Hello! Please advise on the use of memory with the Loki - Ingester component.
I have the following setup: loki distributed v2.6.1 installed through the official helm chart in K8s.
The number of promtail clients is ~1000 hosts. Each of them generates a large load. About 5 million chunks (see screenshot below)
The number of loki_log_messages_total is 175 million per day.

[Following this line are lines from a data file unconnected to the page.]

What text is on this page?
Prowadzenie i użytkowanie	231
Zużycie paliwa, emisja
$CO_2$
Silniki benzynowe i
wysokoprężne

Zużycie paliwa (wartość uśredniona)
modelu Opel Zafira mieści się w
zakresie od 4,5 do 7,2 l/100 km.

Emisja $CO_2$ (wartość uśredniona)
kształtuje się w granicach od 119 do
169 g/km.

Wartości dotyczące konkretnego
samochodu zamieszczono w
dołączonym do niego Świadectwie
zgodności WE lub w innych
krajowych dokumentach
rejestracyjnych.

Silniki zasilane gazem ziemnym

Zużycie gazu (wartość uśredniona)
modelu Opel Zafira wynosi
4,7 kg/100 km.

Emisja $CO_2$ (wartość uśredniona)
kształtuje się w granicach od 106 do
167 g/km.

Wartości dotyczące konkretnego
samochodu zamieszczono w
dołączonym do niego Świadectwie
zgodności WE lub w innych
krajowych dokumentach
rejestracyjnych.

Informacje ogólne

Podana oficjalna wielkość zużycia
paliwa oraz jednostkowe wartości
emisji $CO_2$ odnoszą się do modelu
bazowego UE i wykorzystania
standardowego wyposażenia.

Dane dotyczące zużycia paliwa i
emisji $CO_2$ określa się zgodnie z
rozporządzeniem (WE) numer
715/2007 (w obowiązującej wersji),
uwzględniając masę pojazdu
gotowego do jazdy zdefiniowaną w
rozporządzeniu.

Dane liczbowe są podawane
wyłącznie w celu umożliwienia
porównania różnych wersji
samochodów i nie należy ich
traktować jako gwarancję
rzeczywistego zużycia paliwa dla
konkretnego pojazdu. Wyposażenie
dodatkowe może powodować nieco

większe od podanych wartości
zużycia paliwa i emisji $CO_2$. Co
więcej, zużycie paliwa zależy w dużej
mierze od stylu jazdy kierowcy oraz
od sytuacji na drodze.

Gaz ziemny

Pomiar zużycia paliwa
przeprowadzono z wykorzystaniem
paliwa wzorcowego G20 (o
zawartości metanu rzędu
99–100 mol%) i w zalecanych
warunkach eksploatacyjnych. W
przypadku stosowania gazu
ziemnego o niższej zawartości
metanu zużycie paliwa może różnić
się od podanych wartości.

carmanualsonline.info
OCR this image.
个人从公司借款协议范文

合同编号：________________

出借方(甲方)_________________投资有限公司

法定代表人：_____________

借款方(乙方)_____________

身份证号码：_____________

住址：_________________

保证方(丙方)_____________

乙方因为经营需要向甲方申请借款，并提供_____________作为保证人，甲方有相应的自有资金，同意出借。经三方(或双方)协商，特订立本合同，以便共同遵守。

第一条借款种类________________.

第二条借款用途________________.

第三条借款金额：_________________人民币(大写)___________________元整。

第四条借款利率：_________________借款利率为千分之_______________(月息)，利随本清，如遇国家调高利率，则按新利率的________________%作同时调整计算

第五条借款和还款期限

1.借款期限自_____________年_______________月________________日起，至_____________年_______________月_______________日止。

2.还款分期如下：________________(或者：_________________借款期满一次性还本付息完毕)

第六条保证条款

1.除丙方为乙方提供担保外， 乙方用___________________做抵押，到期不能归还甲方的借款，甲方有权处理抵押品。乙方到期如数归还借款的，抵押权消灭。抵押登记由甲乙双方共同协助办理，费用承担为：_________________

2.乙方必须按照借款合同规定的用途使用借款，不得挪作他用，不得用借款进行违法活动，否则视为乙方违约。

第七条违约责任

My problem is that the ingester uses about 100GB of RAM per day. I want to understand if this is normal behavior or can I somehow reduce memory usage through config? Tried to adjust various parameters myself, in particular chunk_idle_period and max_chunk_age. But no matter what values I was setting, the consumption is still at the level of 100 GB.
Here is my config:
Config
auth_enabled: false
chunk_store_config:
max_look_back_period: 0s
compactor:
retention_enabled: true
shared_store: s3
working_directory: /var/loki/compactor
distributor:
ring:
kvstore:
store: memberlist
frontend:
compress_responses: true
log_queries_longer_than: 5s
tail_proxy_url: http://loki-distributed-querier:3100
frontend_worker:
frontend_address: loki-distributed-query-frontend:9095
grpc_client_config:
max_recv_msg_size: 167772160
max_send_msg_size: 167772160
ingester:
autoforget_unhealthy: true
chunk_block_size: 262144
chunk_encoding: snappy
chunk_idle_period: 5m
chunk_retain_period: 30s
lifecycler:
ring:
kvstore:
store: memberlist
replication_factor: 1
max_chunk_age: 15m
max_transfer_retries: 0
wal:
enabled: false
ingester_client:
grpc_client_config:
max_recv_msg_size: 167772160
max_send_msg_size: 167772160
limits_config:
cardinality_limit: 500000
enforce_metric_name: false
ingestion_burst_size_mb: 300
ingestion_rate_mb: 150
max_cache_freshness_per_query: 10m
max_entries_limit_per_query: 1000000
max_global_streams_per_user: 5000000
max_label_name_length: 1024
max_label_names_per_series: 300
max_label_value_length: 8096
max_query_series: 250000
per_stream_rate_limit: 150M
per_stream_rate_limit_burst: 300M
reject_old_samples: true
reject_old_samples_max_age: 168h
retention_period: 72h
split_queries_by_interval: 30m
memberlist:
join_members:
- loki-distributed-memberlist
querier:
engine:
timeout: 5m
query_timeout: 5m
query_range:
align_queries_with_step: true
cache_results: true
max_retries: 5
results_cache:
cache:
enable_fifocache: true
fifocache:
max_size_items: 1024
ttl: 24h
query_scheduler:
grpc_client_config:
max_recv_msg_size: 167772160
max_send_msg_size: 167772160
runtime_config:
file: /var/loki-distributed-runtime/runtime.yaml
schema_config:
configs:
- from: "2022-09-07"
index:
period: 24h
prefix: loki_index_
object_store: aws
schema: v12
store: boltdb-shipper
server:
grpc_server_max_recv_msg_size: 167772160
grpc_server_max_send_msg_size: 167772160
http_listen_port: 3100
http_server_idle_timeout: 300s
http_server_read_timeout: 300s
http_server_write_timeout: 300s
storage_config:
aws:
s3: https:/....
s3forcepathstyle: true
boltdb_shipper:
active_index_directory: /var/loki/boltdb_shipper/index
cache_location: /var/loki/boltdb_shipper/cache
shared_store: s3
index_cache_validity: 5m
table_manager:
retention_deletes_enabled: false
retention_period: 0s
In documentation I have not found any examples or information for heavy loads, so I decided to ask the community. I will be very grateful for help.